L’histoire de Guilherme en photos
Par Marie Barbier le mercredi 30 novembre 2011, 14:00 - Livres, films, musiques... - Lien permanent
C’est l’histoire d’une lutte. Une lutte longue
et acharnée que ses protagonistes n’oublieront pas de sitôt. Les lecteurs de
l’humanité aussi s’en souviennent : le 8 avril 2010, quelques minutes
avant minuit, Guilherme Hauka Azanga ressort libre du centre de rétention de
Bobigny.
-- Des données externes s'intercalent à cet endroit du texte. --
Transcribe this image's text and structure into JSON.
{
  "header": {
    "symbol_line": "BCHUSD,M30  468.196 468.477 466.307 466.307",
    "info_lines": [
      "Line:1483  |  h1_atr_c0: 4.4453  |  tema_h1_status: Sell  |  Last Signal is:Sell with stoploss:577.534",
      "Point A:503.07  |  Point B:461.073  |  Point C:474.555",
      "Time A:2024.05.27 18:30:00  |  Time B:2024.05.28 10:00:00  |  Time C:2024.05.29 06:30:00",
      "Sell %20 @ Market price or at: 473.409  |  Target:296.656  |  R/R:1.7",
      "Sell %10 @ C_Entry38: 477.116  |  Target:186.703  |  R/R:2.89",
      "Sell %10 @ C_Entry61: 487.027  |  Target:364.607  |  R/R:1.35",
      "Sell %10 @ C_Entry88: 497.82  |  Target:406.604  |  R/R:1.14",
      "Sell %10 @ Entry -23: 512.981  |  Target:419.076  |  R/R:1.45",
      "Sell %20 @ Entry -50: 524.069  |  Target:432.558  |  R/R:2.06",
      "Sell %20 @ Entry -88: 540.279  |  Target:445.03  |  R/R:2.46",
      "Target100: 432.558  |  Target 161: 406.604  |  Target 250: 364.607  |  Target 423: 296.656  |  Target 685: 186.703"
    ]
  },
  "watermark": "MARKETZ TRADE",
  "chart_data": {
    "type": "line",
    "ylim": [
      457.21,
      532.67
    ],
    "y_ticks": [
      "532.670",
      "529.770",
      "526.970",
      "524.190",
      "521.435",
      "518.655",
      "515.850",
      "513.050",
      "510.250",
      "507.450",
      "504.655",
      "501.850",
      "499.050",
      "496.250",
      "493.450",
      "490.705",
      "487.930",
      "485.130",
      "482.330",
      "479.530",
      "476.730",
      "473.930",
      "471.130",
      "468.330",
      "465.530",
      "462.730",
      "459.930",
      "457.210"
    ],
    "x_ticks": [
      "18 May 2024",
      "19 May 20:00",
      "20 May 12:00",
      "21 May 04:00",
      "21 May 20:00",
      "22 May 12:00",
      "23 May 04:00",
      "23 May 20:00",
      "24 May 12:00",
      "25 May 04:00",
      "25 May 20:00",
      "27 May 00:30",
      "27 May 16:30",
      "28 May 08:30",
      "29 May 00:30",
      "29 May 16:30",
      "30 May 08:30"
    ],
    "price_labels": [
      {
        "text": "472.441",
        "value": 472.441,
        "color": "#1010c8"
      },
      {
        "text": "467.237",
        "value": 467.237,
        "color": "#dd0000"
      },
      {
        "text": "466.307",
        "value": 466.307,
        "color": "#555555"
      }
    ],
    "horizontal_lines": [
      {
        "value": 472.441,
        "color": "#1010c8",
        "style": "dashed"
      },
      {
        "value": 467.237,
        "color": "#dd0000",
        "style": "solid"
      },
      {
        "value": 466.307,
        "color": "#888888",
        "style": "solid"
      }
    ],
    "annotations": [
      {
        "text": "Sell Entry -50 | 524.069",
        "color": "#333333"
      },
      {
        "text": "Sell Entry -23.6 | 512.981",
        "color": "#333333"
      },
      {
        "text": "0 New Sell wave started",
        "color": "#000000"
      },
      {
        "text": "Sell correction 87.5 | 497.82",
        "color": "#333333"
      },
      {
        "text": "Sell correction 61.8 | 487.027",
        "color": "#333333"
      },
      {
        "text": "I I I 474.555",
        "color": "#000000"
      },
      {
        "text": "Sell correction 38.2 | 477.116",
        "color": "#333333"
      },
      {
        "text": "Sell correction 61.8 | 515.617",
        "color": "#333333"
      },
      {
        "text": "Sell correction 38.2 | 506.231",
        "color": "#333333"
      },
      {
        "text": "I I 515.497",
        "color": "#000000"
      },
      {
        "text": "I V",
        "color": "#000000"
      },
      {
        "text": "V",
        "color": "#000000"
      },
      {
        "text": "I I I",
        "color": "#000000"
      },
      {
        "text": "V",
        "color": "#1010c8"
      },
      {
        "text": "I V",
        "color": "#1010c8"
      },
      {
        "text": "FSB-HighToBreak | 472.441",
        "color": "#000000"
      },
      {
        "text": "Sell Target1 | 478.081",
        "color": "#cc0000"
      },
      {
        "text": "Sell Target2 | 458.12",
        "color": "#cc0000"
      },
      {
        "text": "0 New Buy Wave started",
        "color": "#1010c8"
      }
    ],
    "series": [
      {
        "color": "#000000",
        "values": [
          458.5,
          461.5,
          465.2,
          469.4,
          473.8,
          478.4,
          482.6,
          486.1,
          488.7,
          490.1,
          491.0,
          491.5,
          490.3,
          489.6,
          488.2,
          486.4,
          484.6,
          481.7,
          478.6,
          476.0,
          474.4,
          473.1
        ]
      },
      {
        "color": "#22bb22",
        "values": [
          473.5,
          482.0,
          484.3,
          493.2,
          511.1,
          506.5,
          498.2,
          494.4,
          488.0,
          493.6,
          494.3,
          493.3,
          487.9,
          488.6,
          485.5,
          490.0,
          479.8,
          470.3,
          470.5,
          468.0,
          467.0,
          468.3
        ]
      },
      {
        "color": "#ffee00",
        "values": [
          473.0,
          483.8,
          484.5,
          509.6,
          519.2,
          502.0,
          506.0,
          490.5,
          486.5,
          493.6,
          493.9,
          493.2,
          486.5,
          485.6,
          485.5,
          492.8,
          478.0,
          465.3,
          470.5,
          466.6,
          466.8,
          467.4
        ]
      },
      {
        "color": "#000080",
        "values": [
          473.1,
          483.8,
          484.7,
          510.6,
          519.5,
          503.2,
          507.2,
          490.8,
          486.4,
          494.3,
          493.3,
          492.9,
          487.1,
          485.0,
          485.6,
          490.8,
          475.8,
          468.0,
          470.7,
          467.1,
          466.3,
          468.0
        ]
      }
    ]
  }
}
Une victoire pour ce père de famille angolais qui a échappé à quatre
tentatives d’expulsion et purgé deux mois de prison pour avoir voulu vivre en
France alors qu’il n’était pas un immigré « choisi ». Avec une violence
aveugle et opiniâtre, l’administration française s’est acharné sur cet homme -
« grain de sable dans la machine à expulser », comme le titrait alors
l’Humanité - n’hésitant pas à utiliser un avion privé pour le faire quitter le
pays à tout prix.
Le photographe Bertrand Gaudillère, du collectif Item, a suivi toute cette mobilisation : manifestations hebdomadaires sur la place des Terreaux à Lyon, attentes interminables dans les tribunaux et séjours à Paris. Ses photos en noir et blanc racontent avec force ce combat acharné. Outre celui de Guilherme et de sa compagne Florence, cette lutte est aussi celle des parents d’élèves de l’école Gilbert Dru, où sont scolarisés les deux enfants de Guilherme, nés en France. Des centaines d’anonymes qui s’élèvent collectivement contre la politique du chiffre en occupant jour et nuit l’école de leurs enfants pour soutenir Guilherme. Autour d’eux, des dessinateurs jeunesse créent le site gmain.fr, sur lequel l’auteur Thierry Lenain dessine la lettre G dans une paume, devenue le symbole de la lutte pour Guilherme.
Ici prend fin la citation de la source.